Similar consensus standards that recently received FDA recognition include a UL standard series that provided a two-pronged approach to the cybersecurity of connected medical devices.
AAMI said on Monday that the new safety standard on interoperability “is part of a joint effort with UL to address the ‘stubborn challenge’ that interoperability poses for manufacturers.” The joint effort speaks to an emerging trend among regulators to reinforce security requirements as part of premarket submissions, with new work to harmonize cybersecurity principles underway.
Other newly recognized standards in the area of software and informatics include an ANSI/AAMI standard on applying quality management system concepts to medical device data systems and an Institute of Electrical and Electronics Engineers standard on point-of-care communication.

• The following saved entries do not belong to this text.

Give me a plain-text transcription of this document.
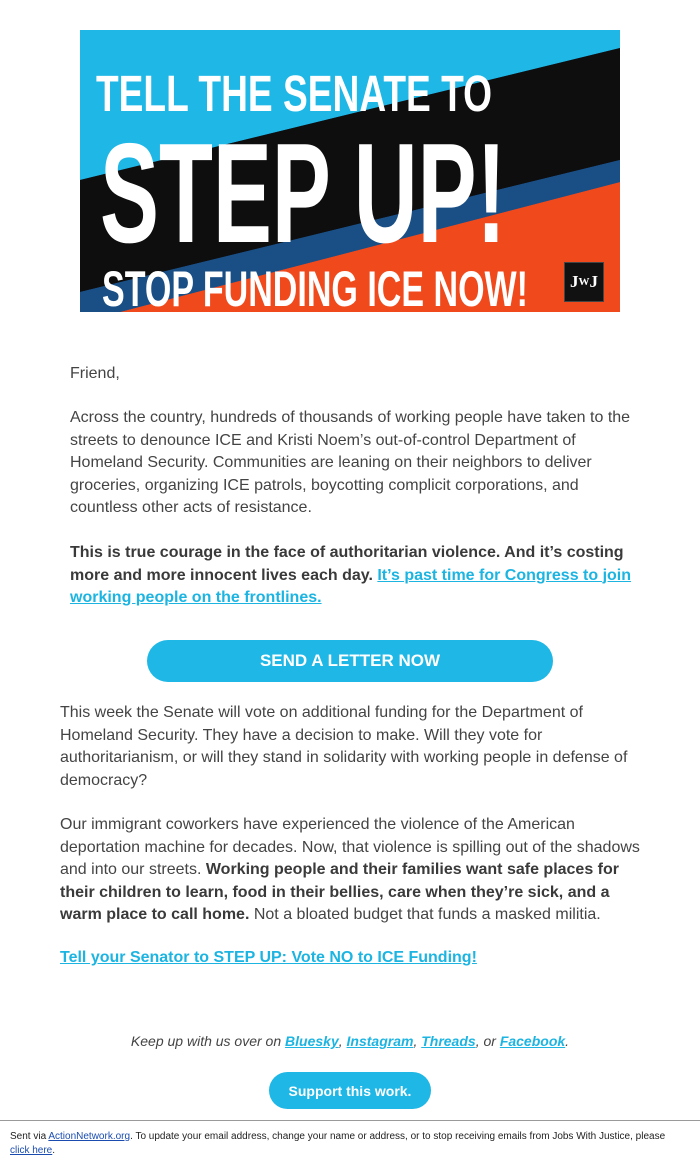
TELL THE SENATE TO
STEP UP!
STOP FUNDING ICE NOW! J W J

Friend,

Across the country, hundreds of thousands of working people have taken to the streets to denounce ICE and Kristi Noem’s out-of-control Department of Homeland Security. Communities are leaning on their neighbors to deliver groceries, organizing ICE patrols, boycotting complicit corporations, and countless other acts of resistance.

This is true courage in the face of authoritarian violence. And it’s costing more and more innocent lives each day. It’s past time for Congress to join working people on the frontlines.

SEND A LETTER NOW

This week the Senate will vote on additional funding for the Department of Homeland Security. They have a decision to make. Will they vote for authoritarianism, or will they stand in solidarity with working people in defense of democracy?

Our immigrant coworkers have experienced the violence of the American deportation machine for decades. Now, that violence is spilling out of the shadows and into our streets. Working people and their families want safe places for their children to learn, food in their bellies, care when they’re sick, and a warm place to call home. Not a bloated budget that funds a masked militia.

Tell your Senator to STEP UP: Vote NO to ICE Funding!

Keep up with us over on Bluesky, Instagram, Threads, or Facebook.
Support this work.
Sent via ActionNetwork.org. To update your email address, change your name or address, or to stop receiving emails from Jobs With Justice, please click here.
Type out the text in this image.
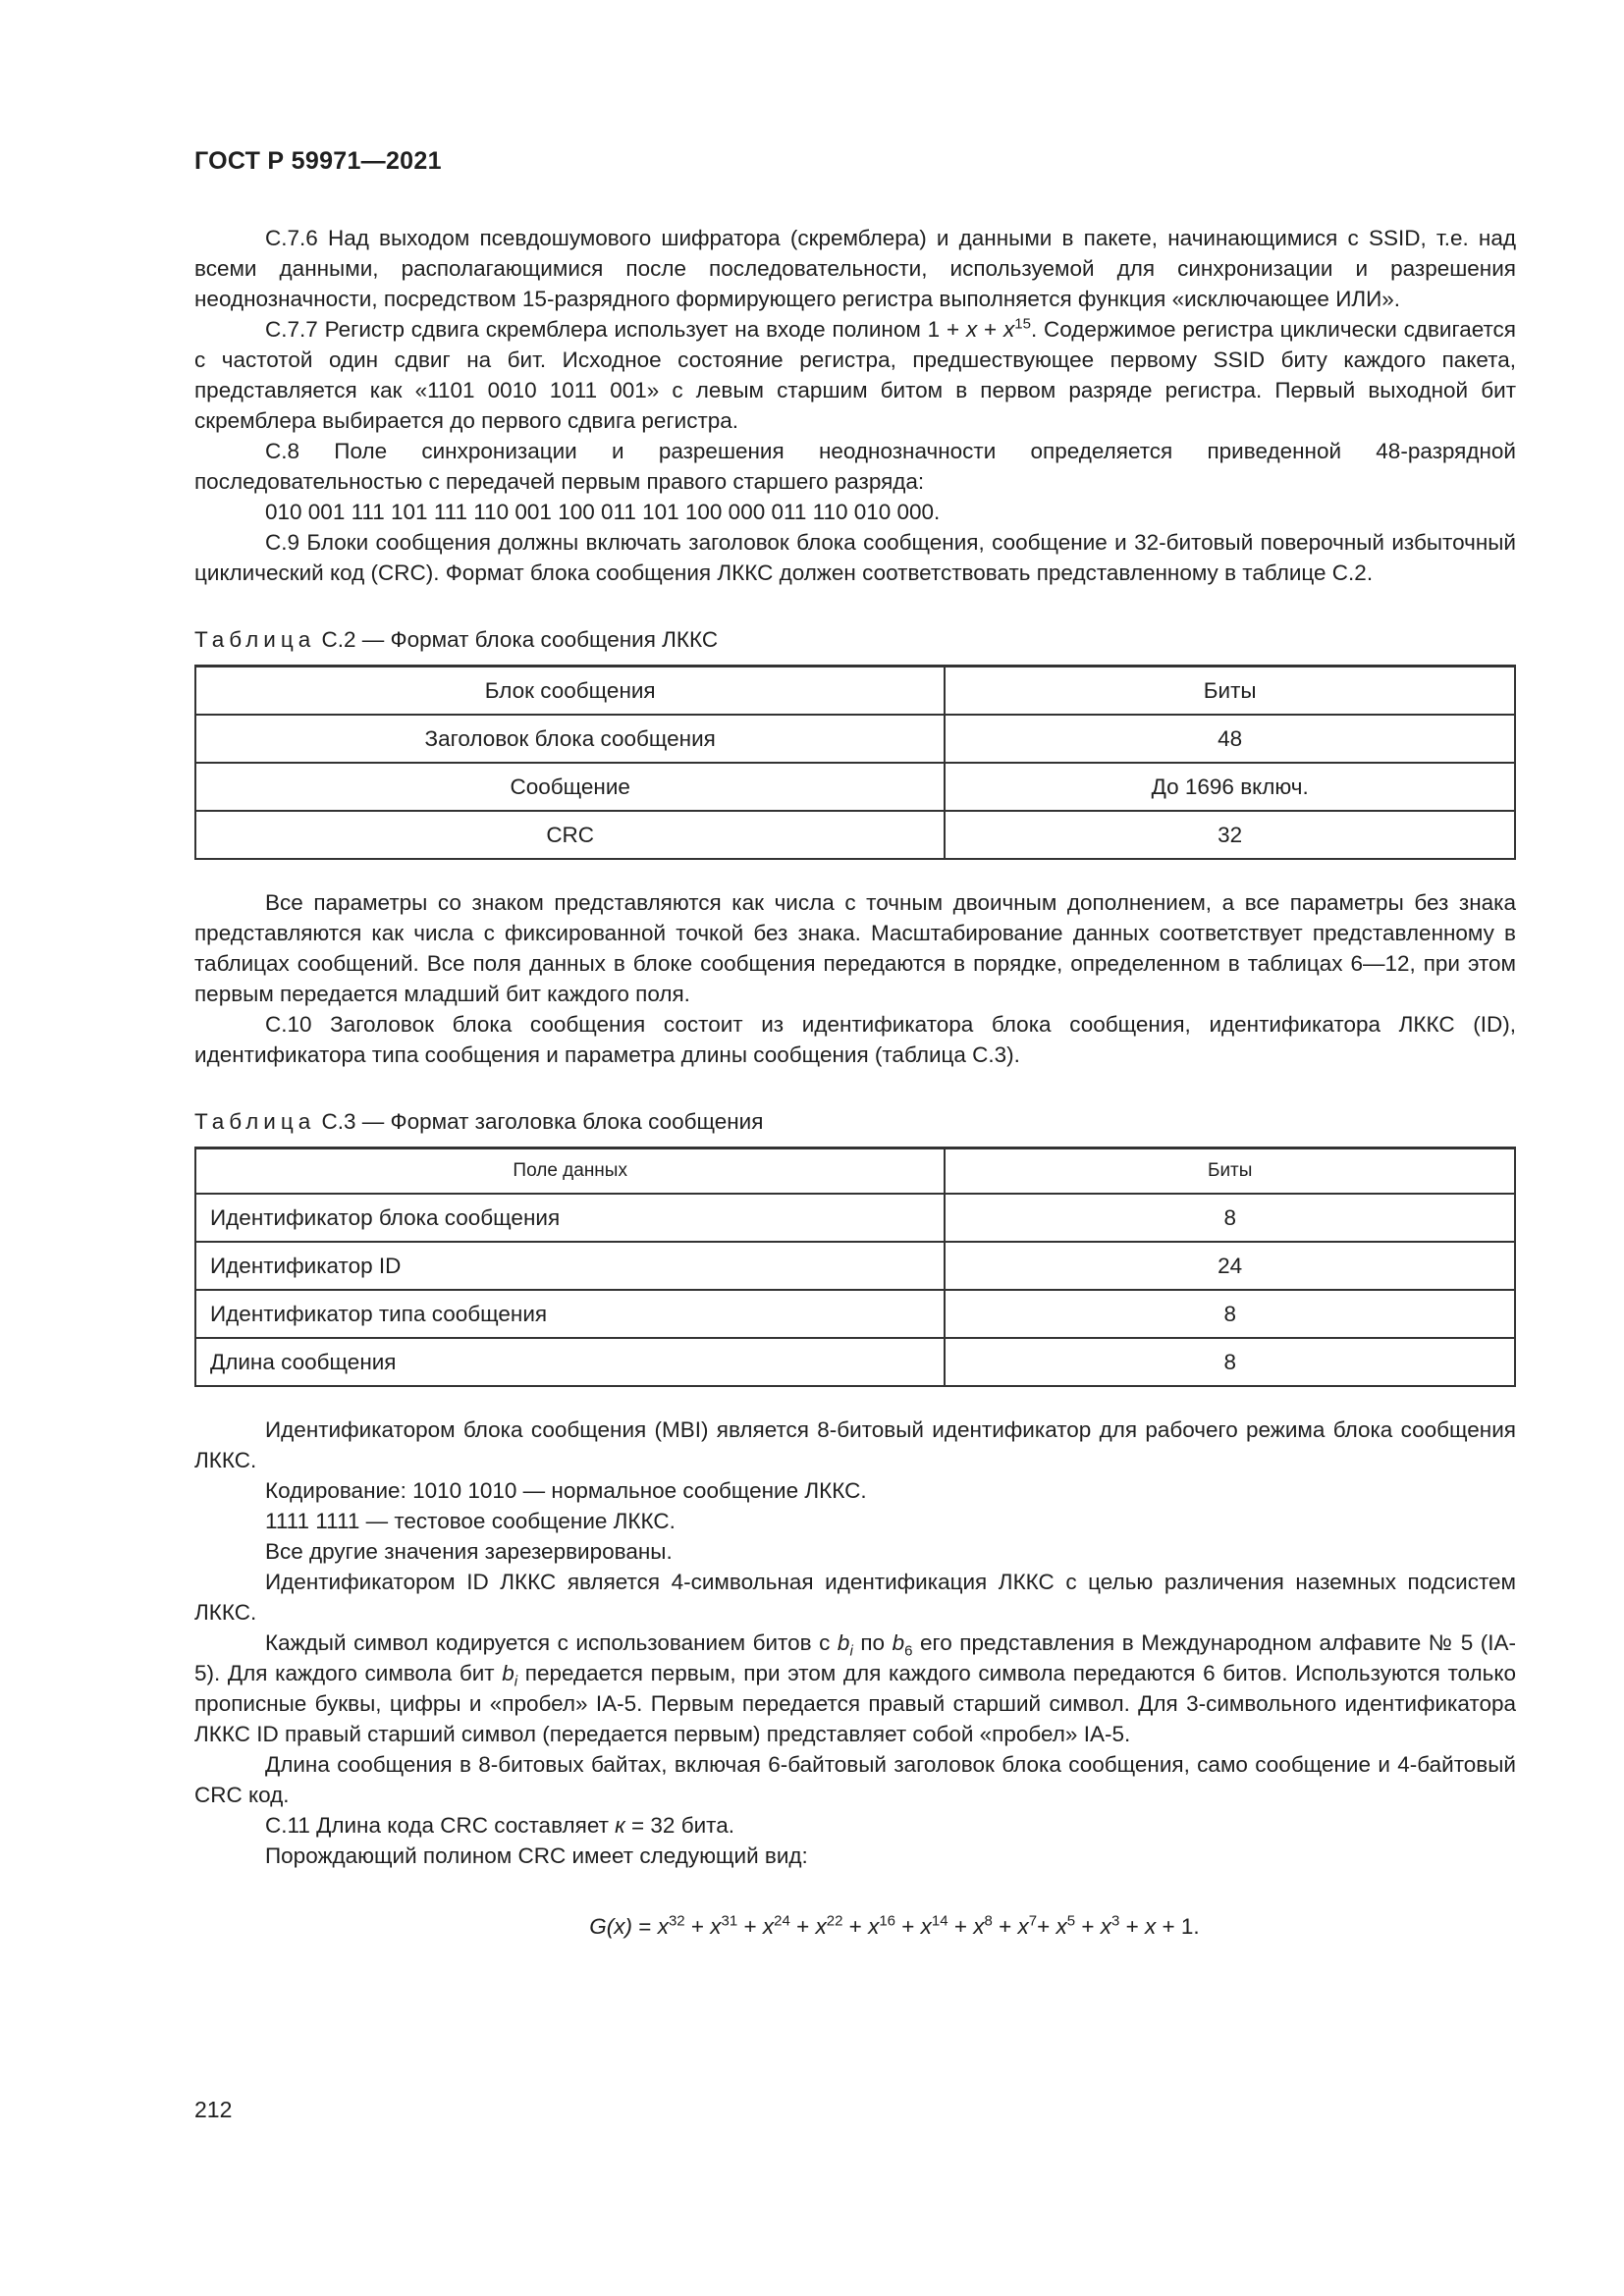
ГОСТ Р 59971—2021

С.7.6 Над выходом псевдошумового шифратора (скремблера) и данными в пакете, начинающимися с SSID, т.е. над всеми данными, располагающимися после последовательности, используемой для синхронизации и разрешения неоднозначности, посредством 15-разрядного формирующего регистра выполняется функция «исключающее ИЛИ».

С.7.7 Регистр сдвига скремблера использует на входе полином $1 + x + x^{15}$. Содержимое регистра циклически сдвигается с частотой один сдвиг на бит. Исходное состояние регистра, предшествующее первому SSID биту каждого пакета, представляется как «1101 0010 1011 001» с левым старшим битом в первом разряде регистра. Первый выходной бит скремблера выбирается до первого сдвига регистра.

С.8 Поле синхронизации и разрешения неоднозначности определяется приведенной 48-разрядной последовательностью с передачей первым правого старшего разряда:

010 001 111 101 111 110 001 100 011 101 100 000 011 110 010 000.

С.9 Блоки сообщения должны включать заголовок блока сообщения, сообщение и 32-битовый поверочный избыточный циклический код (CRC). Формат блока сообщения ЛККС должен соответствовать представленному в таблице С.2.

Таблица С.2 — Формат блока сообщения ЛККС
Блок сообщения	Биты
Заголовок блока сообщения	48
Сообщение	До 1696 включ.
CRC	32

Все параметры со знаком представляются как числа с точным двоичным дополнением, а все параметры без знака представляются как числа с фиксированной точкой без знака. Масштабирование данных соответствует представленному в таблицах сообщений. Все поля данных в блоке сообщения передаются в порядке, определенном в таблицах 6—12, при этом первым передается младший бит каждого поля.

С.10 Заголовок блока сообщения состоит из идентификатора блока сообщения, идентификатора ЛККС (ID), идентификатора типа сообщения и параметра длины сообщения (таблица С.3).

Таблица С.3 — Формат заголовка блока сообщения
Поле данных	Биты
Идентификатор блока сообщения	8
Идентификатор ID	24
Идентификатор типа сообщения	8
Длина сообщения	8

Идентификатором блока сообщения (MBI) является 8-битовый идентификатор для рабочего режима блока сообщения ЛККС.

Кодирование: 1010 1010 — нормальное сообщение ЛККС.

1111 1111 — тестовое сообщение ЛККС.

Все другие значения зарезервированы.

Идентификатором ID ЛККС является 4-символьная идентификация ЛККС с целью различения наземных подсистем ЛККС.

Каждый символ кодируется с использованием битов с $b_i$ по $b_6$ его представления в Международном алфавите № 5 (IA-5). Для каждого символа бит $b_i$ передается первым, при этом для каждого символа передаются 6 битов. Используются только прописные буквы, цифры и «пробел» IA-5. Первым передается правый старший символ. Для 3-символьного идентификатора ЛККС ID правый старший символ (передается первым) представляет собой «пробел» IA-5.

Длина сообщения в 8-битовых байтах, включая 6-байтовый заголовок блока сообщения, само сообщение и 4-байтовый CRC код.

С.11 Длина кода CRC составляет к = 32 бита.

Порождающий полином CRC имеет следующий вид:

$G(x) = x^{32} + x^{31} + x^{24} + x^{22} + x^{16} + x^{14} + x^8 + x^7+ x^5 + x^3 + x + 1$.
212
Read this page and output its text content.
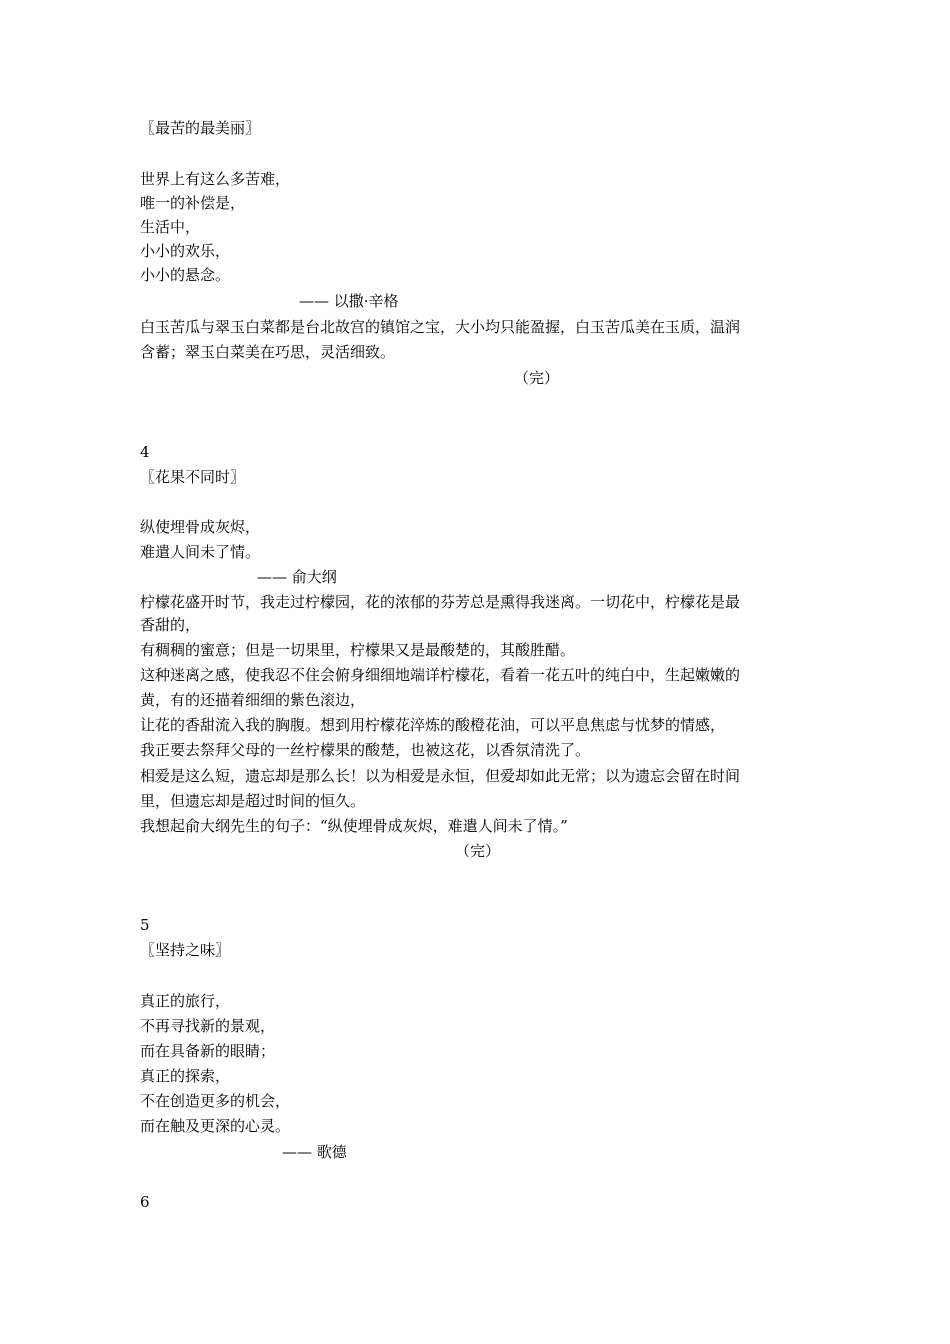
〖最苦的最美丽〗
世界上有这么多苦难，
唯一的补偿是，
生活中，
小小的欢乐，
小小的悬念。
—— 以撒·辛格
白玉苦瓜与翠玉白菜都是台北故宫的镇馆之宝，大小均只能盈握，白玉苦瓜美在玉质，温润
含蓄；翠玉白菜美在巧思，灵活细致。
（完）
4
〖花果不同时〗
纵使埋骨成灰烬，
难遣人间未了情。
—— 俞大纲
柠檬花盛开时节，我走过柠檬园，花的浓郁的芬芳总是熏得我迷离。一切花中，柠檬花是最
香甜的，
有稠稠的蜜意；但是一切果里，柠檬果又是最酸楚的，其酸胜醋。
这种迷离之感，使我忍不住会俯身细细地端详柠檬花，看着一花五叶的纯白中，生起嫩嫩的
黄，有的还描着细细的紫色滚边，
让花的香甜流入我的胸腹。想到用柠檬花淬炼的酸橙花油，可以平息焦虑与忧梦的情感，
我正要去祭拜父母的一丝柠檬果的酸楚，也被这花，以香氛清洗了。
相爱是这么短，遗忘却是那么长！以为相爱是永恒，但爱却如此无常；以为遗忘会留在时间
里，但遗忘却是超过时间的恒久。
我想起俞大纲先生的句子：“纵使埋骨成灰烬，难遣人间未了情。”
（完）
5
〖坚持之味〗
真正的旅行，
不再寻找新的景观，
而在具备新的眼睛；
真正的探索，
不在创造更多的机会，
而在触及更深的心灵。
—— 歌德
6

AAMI’s TIR38 serves as a reference to guide the development of assurance cases, which aid in assuring and documenting the safety of medical device designs. The new document provides a high-level framework for creating safety assurance cases based on the experience and insights that were put into the designs of a medical device, including drug delivery combination products.
Reviewers are “often faced with thousands of pages of design documentation, with no overall summary as to why the designers believe the product is safe,” AAMI says. A safety case can help by telling the story behind the information generated in risk management processes. The examples are based on the premarket requirements that FDA set on infusion pumps in 2014.
With the agency’s recognition, both the standard on interoperability and the TIR on safety assurance cases can be used by industry to demonstrate conformity with FDA regulations and requirements. Most of the newly added standards fall under the medical device materials area.